US President Donald Trump on Wednesday announced a plan to ground all Boeing 737 MAX aircraft: “We’re going to be issuing an emergency order of prohibition regarding all flights of the 737 MAX 8 and 737 MAX 9,” Trump told reporters at the White House.
Earlier, Canada joined the list of countries barring the Boeing 737 MAX 8 jet from its airspace. Transport Minister Marc Garneau said a comparison of vertical fluctuations found a “similar profile” for the Ethiopian Airlines flight and the Lion Air crash in Indonesia.
Canada lost 18 of its citizens in Sunday’s Ethiopian Airlines crash, the second-highest number after Kenya.
Boeing has been left grappling with the grounding of its best-selling plane since Sunday’s crash that killed 157 people.Late Wednesday, the US firm said it was temporarily grounding its entire global fleet of the model.
Boeing under pressure
The aerospace giant is facing increased pressure to dispel safety concerns about its 737 Max plane after regulators, including in the European Union and China, put most of the global fleet out of action.
The regulators’ decision has been prompted in part by an eerie similarity between the Ethiopian Airlines crash and last October’s Lion Air disaster in the Java Sea, which killed 189 people. The plane that crashed in Indonesia was also a 737 MAX. That tragedy also took place moments after takeoff and involved issues with the flight control.
But many security experts say it’s too early to draw conclusions. Investigators are yet to decode the black boxes from the ill-fated Ethiopian Airlines’ aircraft to determine exactly what happened during the short flight.
Germout Freitag, spokesman for Germany’s Federal Bureau of Aircraft Accident Investigation, said the agency had declined a request from Ethiopia to analyze the boxes because they lacked the necessary software.
Boeing faces big claims after the tragedy in Ethiopia, Reuters reported, citing industry sources.
First to get off the block was troubled Norwegian Air, which said it will seek compensation from the plane maker for lost revenue and extra costs resulting from the grounding of its fleet of 737 MAX.
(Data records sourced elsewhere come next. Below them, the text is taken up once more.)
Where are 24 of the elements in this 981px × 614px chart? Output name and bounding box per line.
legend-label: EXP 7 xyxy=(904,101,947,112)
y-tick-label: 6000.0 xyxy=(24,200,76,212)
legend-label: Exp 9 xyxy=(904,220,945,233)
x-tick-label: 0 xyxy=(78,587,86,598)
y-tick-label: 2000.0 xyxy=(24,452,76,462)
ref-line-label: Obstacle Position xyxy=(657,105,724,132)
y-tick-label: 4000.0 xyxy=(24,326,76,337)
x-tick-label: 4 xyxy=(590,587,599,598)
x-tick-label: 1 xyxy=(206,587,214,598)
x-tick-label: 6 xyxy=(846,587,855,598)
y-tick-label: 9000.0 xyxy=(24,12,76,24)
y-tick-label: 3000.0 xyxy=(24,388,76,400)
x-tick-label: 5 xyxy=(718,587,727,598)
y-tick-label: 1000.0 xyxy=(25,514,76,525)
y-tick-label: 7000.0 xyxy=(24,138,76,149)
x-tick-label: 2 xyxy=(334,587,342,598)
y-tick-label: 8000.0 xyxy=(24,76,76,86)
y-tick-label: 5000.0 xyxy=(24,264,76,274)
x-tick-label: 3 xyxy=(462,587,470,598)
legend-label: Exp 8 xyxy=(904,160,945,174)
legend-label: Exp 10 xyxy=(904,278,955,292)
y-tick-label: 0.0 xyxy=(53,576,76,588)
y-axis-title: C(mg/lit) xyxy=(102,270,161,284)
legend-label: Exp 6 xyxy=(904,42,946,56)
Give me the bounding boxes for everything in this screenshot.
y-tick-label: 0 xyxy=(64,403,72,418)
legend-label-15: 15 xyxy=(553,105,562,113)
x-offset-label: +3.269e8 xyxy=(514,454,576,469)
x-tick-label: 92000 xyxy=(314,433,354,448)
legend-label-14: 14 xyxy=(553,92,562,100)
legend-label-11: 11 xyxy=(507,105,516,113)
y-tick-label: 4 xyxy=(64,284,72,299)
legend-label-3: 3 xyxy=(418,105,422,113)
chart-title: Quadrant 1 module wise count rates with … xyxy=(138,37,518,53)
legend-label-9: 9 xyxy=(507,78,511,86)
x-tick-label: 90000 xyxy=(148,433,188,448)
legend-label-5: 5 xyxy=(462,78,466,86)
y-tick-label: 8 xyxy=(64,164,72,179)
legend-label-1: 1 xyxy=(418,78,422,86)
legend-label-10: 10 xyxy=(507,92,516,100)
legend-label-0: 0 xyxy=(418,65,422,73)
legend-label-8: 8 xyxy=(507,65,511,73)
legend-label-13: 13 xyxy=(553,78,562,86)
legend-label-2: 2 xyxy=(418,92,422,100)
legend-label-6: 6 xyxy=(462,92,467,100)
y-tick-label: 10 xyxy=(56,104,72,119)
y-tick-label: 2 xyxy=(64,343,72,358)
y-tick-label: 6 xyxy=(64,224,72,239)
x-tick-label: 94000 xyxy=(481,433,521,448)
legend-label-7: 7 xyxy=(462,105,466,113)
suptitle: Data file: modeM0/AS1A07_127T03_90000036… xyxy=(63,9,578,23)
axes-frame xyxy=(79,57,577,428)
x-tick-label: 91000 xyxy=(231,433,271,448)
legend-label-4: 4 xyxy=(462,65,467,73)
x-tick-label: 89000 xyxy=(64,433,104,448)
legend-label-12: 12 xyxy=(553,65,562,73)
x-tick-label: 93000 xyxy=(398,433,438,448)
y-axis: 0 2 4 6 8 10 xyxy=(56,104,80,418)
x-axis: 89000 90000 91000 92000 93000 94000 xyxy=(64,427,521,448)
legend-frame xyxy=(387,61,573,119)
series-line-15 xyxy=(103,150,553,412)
“It’s quite obvious that we will not take the costs related to the new aircraft that we have to park temporarily,” Norwegian Air Chief Executive Bjorn Kjos said in a video message. “We will send the bill to those who produce this aircraft.”
Norwegian is one of the worst affected among European airlines.
Bernstein Research analyst Daniel Roeska said the airline may lose around 400,000 Norwegian krone (€41,000/$46,000) per 737 MAX per day if it’s forced to keep the planes grounded for a prolonged period of time.
Norwegian currently operates 18 Boeing 737 MAX and has another 92 on order.
“We have no plans to make any changes in the deliveries,” Norwegian spokeswoman Astrid Mannion-Gibson told DW.
The planemaker has lost more than $26 billion (€22 billion) in market value since the crash — a rare slump considering investors are not really known to be spooked by such tragedies.
Best-selling plane
The single-aisle 737 MAX, first delivered in May 2017, has been Boeing’s best-selling plane ever, with more than 350 planes registered and about 5,000 on order.
It’s not the first time a Boeing aircraft has been grounded.
In 2013, the company’s 787 Dreamliner fleet was grounded for over three months after a lithium-ion battery caught fire aboard a parked 787 in Boston. Days later, an overheated battery aboard a Dreamliner operated by Japan’s All Nippon Airways forced an emergency landing.
Investigators later found that the batteries had a design flaw and that it should not have been certified by the FAA.
Limited impact
The grounding of the 737 MAX has so far had a limited impact on global operations.
“The 737 MAX makes up less than 1 percent of the global airline fleet and most operators have been able to reconfigure their operations in the short term to limit the impact on passengers,” Flightradar24 spokesman Ian Petchenik told DW.